The answer to that question only brings about more problems as we consider military logistics and response times. If we do have a second dual controller, for example, who should it be? The vice president? A senior member of Congress? A four-star general? And how do they ensure that a swift response is possible? Does this person have to have direct contact with the president at all times, or at the very least a direct line to his cell phone?
(It turns out, Russia isn’t that much better. They have three briefcases, but only one — President Vladimir Putin’s — allegedly has control of anything. And in the event that he’s incapacitated, neither holder of the other two briefcases can do anything — their cases alert them of an impending attack, allowing them to contact and advise the president, but not to launch any attacks on their own or jointly.)
Concern over the president’s capability to employ the launch codes properly, and without acting irrationally or out of anger, didn’t begin with Trump. President Richard Nixon, at the height of the Watergate investigation, was noticeably agitated by his personal circumstances, so much so that advisers near to him asked aides to warn them if Nixon made “unusual orders,” the Washington Post reminds us. He also bragged about being able to kill tens of millions of people within a half hour, shortly after a meeting with members of Congress during that same time period.
But that issue was never resolved. The president’s cabinet, of course, can remove the president from power upon a majority of his advisers and vice president agree to do so, according to provisions found in the 25th Amendment. But the actual act of launching a nuke is a move that the president, as commander-in-chief, makes on his own. His advisers can give him input, or otherwise try to dissuade him, but ultimately the decision is his and his alone.
The president should, in theory, be able to make that call, and make it fast. The very nature and politics of nuclear weaponry requires swift and rational decision making.
Unfortunately, we may not have that sort of leader running our nation.

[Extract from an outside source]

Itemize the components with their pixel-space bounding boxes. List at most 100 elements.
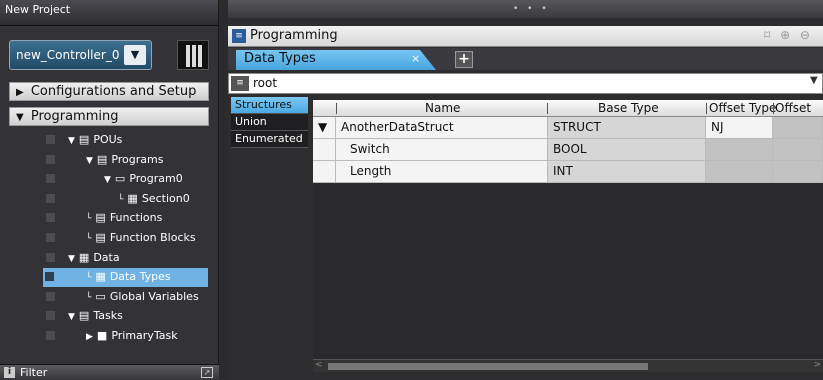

A rational person wouldn’t lose their temper on a social media site. A rational person wouldn’t make up fake phone calls he had with leaders (either heads of state or from the Boy Scouts). And a rational person wouldn’t use inflammatory rhetoric seemingly threatening nuclear war.
So Trump has done us a favor of sorts, without realizing it. He’s made us ask the difficult question of whether the president should be the sole holder of the nuclear launch codes. It’s a topic that we may not have the answer to — but one we better figure out, and figure out fast.